Dopo una prima stagione regolare interlocutoria, il figlio di Bahia Blanca ha saputo essere un utilissimo membro del supporting cast nelle finals del 2003 vinte contro gli allora New Jersey Nets di Kidd e Kenyon Martin, mentre solo due anni dopo era indiscusso protagonista dell’ultimo atto dei playoff.

Quella memorabile post season ha rappresentato il turning point della sua carriera. In quei playoff abbiamo visto probabilmente il miglior Ginobili di sempre, lì Manu è riuscito ad affermarsi ad un livello superiore e a guadagnarsi insieme a Parker i gradi di superstar.

I due europei con Tim Duncan erano oramai i Big Three e l’intera Nba aveva imparato a rispettarli come tali. E importa relativamente che il titolo di Mvp delle splendide finali contro Detroit che avrebbe ampiamente meritato sia andato invece a Duncan.
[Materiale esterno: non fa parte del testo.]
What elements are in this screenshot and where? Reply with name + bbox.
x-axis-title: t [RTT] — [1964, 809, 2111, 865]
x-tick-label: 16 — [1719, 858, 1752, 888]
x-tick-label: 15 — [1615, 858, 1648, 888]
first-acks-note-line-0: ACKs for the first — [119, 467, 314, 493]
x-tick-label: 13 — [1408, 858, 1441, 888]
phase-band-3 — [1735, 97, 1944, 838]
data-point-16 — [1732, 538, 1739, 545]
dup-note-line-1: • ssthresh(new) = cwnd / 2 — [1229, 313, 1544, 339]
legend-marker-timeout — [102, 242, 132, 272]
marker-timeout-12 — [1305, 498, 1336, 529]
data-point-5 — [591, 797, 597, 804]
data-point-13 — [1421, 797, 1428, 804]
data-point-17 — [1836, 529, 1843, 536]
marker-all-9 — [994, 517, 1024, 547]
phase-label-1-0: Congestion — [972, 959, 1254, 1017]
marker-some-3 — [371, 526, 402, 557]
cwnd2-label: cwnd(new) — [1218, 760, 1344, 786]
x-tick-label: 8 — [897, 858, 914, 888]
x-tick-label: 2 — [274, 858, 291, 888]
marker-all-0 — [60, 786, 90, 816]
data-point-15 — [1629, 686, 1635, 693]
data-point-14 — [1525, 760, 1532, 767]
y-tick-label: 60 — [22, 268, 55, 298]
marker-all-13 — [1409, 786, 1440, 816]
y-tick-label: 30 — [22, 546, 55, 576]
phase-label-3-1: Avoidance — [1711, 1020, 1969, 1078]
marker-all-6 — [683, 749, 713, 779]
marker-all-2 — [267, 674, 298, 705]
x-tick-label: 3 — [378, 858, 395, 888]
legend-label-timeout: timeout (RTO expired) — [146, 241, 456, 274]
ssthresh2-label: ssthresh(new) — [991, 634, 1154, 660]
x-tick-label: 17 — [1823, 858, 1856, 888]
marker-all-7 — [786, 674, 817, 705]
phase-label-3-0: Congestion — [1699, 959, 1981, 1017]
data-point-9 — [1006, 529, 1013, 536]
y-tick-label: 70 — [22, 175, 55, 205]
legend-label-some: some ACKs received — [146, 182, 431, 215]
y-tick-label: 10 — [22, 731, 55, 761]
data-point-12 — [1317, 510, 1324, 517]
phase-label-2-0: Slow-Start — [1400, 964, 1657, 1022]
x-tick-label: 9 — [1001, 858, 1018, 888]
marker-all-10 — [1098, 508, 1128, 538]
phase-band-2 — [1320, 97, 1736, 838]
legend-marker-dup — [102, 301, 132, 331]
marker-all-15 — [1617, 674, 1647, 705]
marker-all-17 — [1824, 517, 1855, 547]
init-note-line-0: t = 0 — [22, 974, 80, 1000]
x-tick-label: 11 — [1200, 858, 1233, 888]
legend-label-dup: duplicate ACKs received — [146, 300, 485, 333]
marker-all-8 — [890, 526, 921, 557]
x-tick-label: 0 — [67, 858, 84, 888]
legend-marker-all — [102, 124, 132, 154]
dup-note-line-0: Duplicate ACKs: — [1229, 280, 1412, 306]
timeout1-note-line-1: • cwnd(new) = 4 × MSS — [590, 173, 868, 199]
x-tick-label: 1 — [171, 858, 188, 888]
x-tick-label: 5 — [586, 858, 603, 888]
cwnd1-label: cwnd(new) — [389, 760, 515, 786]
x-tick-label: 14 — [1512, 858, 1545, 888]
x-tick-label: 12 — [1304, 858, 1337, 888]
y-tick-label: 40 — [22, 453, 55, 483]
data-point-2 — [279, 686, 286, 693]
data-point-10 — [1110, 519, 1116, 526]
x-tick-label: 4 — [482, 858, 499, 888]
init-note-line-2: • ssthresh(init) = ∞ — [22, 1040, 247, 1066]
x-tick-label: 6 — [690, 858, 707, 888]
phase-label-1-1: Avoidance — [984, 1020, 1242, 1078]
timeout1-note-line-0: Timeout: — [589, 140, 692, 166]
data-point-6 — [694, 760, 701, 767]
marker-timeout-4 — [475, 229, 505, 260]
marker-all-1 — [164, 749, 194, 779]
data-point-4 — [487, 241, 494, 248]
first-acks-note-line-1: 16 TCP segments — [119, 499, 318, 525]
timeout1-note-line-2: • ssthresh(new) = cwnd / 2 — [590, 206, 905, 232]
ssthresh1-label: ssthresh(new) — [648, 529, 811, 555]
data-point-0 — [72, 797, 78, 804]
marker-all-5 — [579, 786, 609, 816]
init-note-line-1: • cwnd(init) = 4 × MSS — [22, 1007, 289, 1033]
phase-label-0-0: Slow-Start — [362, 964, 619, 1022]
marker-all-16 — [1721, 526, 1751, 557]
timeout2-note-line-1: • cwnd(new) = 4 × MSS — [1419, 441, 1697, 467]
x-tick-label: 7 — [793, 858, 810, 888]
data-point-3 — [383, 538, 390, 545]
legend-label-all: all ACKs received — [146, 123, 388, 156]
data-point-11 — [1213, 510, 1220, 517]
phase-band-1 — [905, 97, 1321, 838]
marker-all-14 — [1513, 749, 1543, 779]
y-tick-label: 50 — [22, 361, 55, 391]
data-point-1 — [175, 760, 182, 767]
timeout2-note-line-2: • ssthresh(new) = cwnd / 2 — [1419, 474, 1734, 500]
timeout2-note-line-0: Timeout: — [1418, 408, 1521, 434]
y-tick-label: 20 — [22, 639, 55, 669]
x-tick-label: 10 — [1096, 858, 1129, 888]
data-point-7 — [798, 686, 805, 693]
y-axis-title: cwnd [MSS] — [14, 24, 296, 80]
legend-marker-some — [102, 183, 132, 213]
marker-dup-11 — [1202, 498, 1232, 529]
Negli anni successivi, anche quando era ormai venuta meno la chioma fluente che spiegava in aria quando andava su ad attaccare il ferro, Ginobili ha continuato insieme a coach Popovich e agli altri due cavalieri ad essere protagonista di una dinastia irripetibile fino al sorprendente titolo del 2014, contro gli Heat, vendicando la sconfitta devastante della stagione precedente.

A quel punto la transizione degli Spurs da squadra dei Big Three a franchigia sempre più imperniata su Kawhi Leonard era pressochè conclusa e l’argentino era prossimo ai trentasette, ma per amore e dipendenza per il basket e per gli Spurs, piuttosto che ritirarsi con l’anello al dito ha deciso di andare avanti ancora per quattro anni, nonostante per ovvie ragioni non fosse più il giocatore degli anni migliori.

E qui c’è poco da fare, la disputa tra le due scuole di pensiero, tra chi difende il principio che un campione debba ritirarsi quando è ancora tale e chi sostiene invece il contrario, è insanabile. L’unica cosa certa ed indiscutibile è l’affetto che tifosi è appassionati hanno avuto per il 20. Il pubblico americano lo ha sempre amato nonostante la sculacciata rifilata a Team Usa insieme ad Oberto (che sarebbe stato poi suo compagno anche a San Antonio), al “Chapu” Nocioni, a Luis Scola e agli altri membri dell’Albiceleste, la seconda pelle di Manu, ad Atene 2004.

Da quel debutto agghiacciante in Eurolega contro l’Aek, con 12 palle perse e i giudizi duri di chi lo riteneva un bluff, “El Narigòn” ne ha fatta di strada e il suo palmares lo testimonia: quattro titoli Nba, un’Eurolega, uno scudetto e due Coppe Italia e poi l’oro ad Atene e il bronzo alle Olimpiadi di Pechino quattro anni dopo.

Come spesso capita ai grandi, lascia un’eredità importante, degna di un vero innovatore, di uno che giocava un basket istintivo e cerebrale, ipertecnico, aggressivo, fatto di finte sorprendenti e passaggi immaginifici. Se il pick ‘n roll è parte integrante (oggi fin troppo) del gioco di qualsiasi franchigia Nba, se vediamo eseguire un eurostep, se oggi si da tanta fiducia ai prospetti europei in sede di draft, beh un po’ è anche merito suo.

Avendolo visto più volte fare le veci di Popovich durante i time out è facile immaginarlo in piedi a bordocampo, magari ad allenare proprio qui in Italia dove tutto ha avuto inizio, ciò che è certo è che fra qualche anno lo rivedremo a Springfield, quando il suo nome sarà iscritto nella Hall of Fame, dove merita di stare, insieme a quello degli altri grandi della palla a spicchi.